Muon
Mu-Tron III-inspired envelope filter engineering baseline.
Muon is Greybound's first envelope filter model. The reference direction is the Mu-Tron III family: a touch-sensitive filter known for vocal, percussive, organic sweeps rather than clocked modulation.
The implementation does not copy a factory schematic. It is a graybox model that captures the useful engineering behavior: high input impedance, an envelope detector, program-dependent sweep memory, a resonant band-pass filter, dry/wet blend, and low output impedance.
Baseline Assumptions
- Input impedance is high enough for guitar, compressor, or drive outputs.
- Output impedance is low enough to drive another pedal or the amp input.
- The detector belongs to private pedal state and follows guitar attack faster than it releases.
- The filter should open from pick attack and close musically as the note decays.

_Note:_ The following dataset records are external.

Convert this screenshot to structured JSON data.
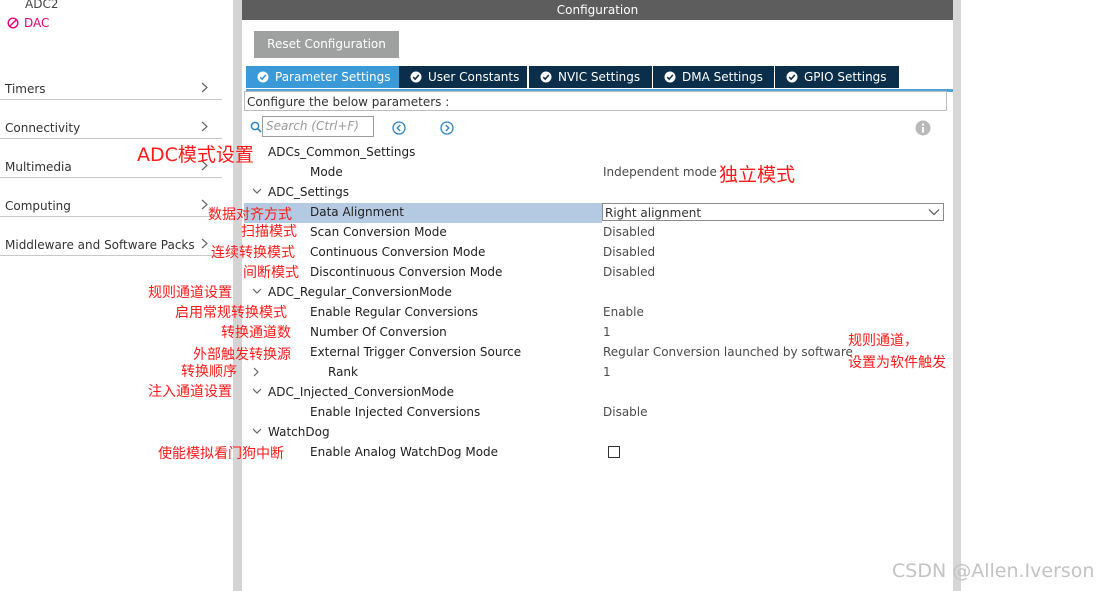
{
  "sidebar": {
    "partial_item": "ADC2",
    "selected_item": "DAC",
    "categories": [
      "Timers",
      "Connectivity",
      "Multimedia",
      "Computing",
      "Middleware and Software Packs"
    ]
  },
  "panel": {
    "title": "Configuration",
    "reset_button": "Reset Configuration",
    "tabs": [
      "Parameter Settings",
      "User Constants",
      "NVIC Settings",
      "DMA Settings",
      "GPIO Settings"
    ],
    "active_tab": "Parameter Settings",
    "description": "Configure the below parameters :",
    "search_placeholder": "Search (Ctrl+F)"
  },
  "params": {
    "common_group": "ADCs_Common_Settings",
    "mode_label": "Mode",
    "mode_value": "Independent mode",
    "settings_group": "ADC_Settings",
    "data_alignment_label": "Data Alignment",
    "data_alignment_value": "Right alignment",
    "scan_label": "Scan Conversion Mode",
    "scan_value": "Disabled",
    "continuous_label": "Continuous Conversion Mode",
    "continuous_value": "Disabled",
    "discontinuous_label": "Discontinuous Conversion Mode",
    "discontinuous_value": "Disabled",
    "regular_group": "ADC_Regular_ConversionMode",
    "enable_regular_label": "Enable Regular Conversions",
    "enable_regular_value": "Enable",
    "num_conv_label": "Number Of Conversion",
    "num_conv_value": "1",
    "ext_trigger_label": "External Trigger Conversion Source",
    "ext_trigger_value": "Regular Conversion launched by software",
    "rank_label": "Rank",
    "rank_value": "1",
    "injected_group": "ADC_Injected_ConversionMode",
    "enable_injected_label": "Enable Injected Conversions",
    "enable_injected_value": "Disable",
    "watchdog_group": "WatchDog",
    "watchdog_label": "Enable Analog WatchDog Mode",
    "watchdog_checked": false
  },
  "annotations": {
    "adc_mode": "ADC模式设置",
    "independent": "独立模式",
    "data_align": "数据对齐方式",
    "scan": "扫描模式",
    "continuous": "连续转换模式",
    "discontinuous": "间断模式",
    "regular": "规则通道设置",
    "enable_regular": "启用常规转换模式",
    "num_conv": "转换通道数",
    "ext_trigger": "外部触发转换源",
    "rank": "转换顺序",
    "injected": "注入通道设置",
    "watchdog": "使能模拟看门狗中断",
    "note_line1": "规则通道，",
    "note_line2": "设置为软件触发"
  },
  "watermark": "CSDN @Allen.Iverson",
  "colors": {
    "annotation": "#ff1a1a",
    "selected_item": "#e5007a",
    "active_tab": "#3a9ad8",
    "tab": "#0b2e4a",
    "title_bar": "#5d5d5d",
    "highlight_row": "#b4c9e2"
  }
}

- Pre-amp placement is the reference rig because envelope filters usually react best before amp gain and time-based effects.
Controls
sensitivity: envelope detector drive and sweep trigger threshold.range: low-to-high sweep span and release feel.resonance: band-pass emphasis around the moving center frequency.mix: dry/filter blend.bypass: routing state; detector and filter state remain owned by the pedal instance.
Current DSP Approximation
The current implementation uses:
- source/load input boundary and light input coupling,
- rectified sidechain with one-pole smoothing,
- fast envelope attack and slower release,
- exponential center-frequency sweep from low-mid to upper-mid range,
- state-variable band-pass filter with bounded resonance,
- dry body retention so the effect does not disappear at high mix settings,
- output lowpass and headroom guard.
This is not a SPICE model and it is not component-exact. It gives Greybound a dynamic touch filter while leaving room for future diode/op-amp/OTA or opto-style circuit validation.
Reference Direction
Useful future reference work:
- collect public Mu-Tron III topology notes and measured sweeps,
- compare low-pass, band-pass, and high-pass modes,
- add up/down sweep direction if the model needs the full original control behavior,
- validate envelope attack/release against rendered pick transients,
- measure output level across sensitivity and resonance settings,
- compare placement before and after compressor/drive pedals.
References
- Mu-Tron III family envelope filter topology and control behavior.
- Musitronics-era envelope filters using detector-driven resonant filter movement.
- State-variable filter models for controllable low-pass, band-pass, and high-pass responses.
Validation Gates
The model is not component-exact until:
- center-frequency sweep is measured across sensitivity and range settings,
- resonance is validated for stability and musical output level,
- attack and release are measured from rendered transient material,
- bypass and active output levels are matched within a useful range,
- ordering before/after compressor and overdrive is compared with renders,
- measured hardware or SPICE captures define a specific reference unit.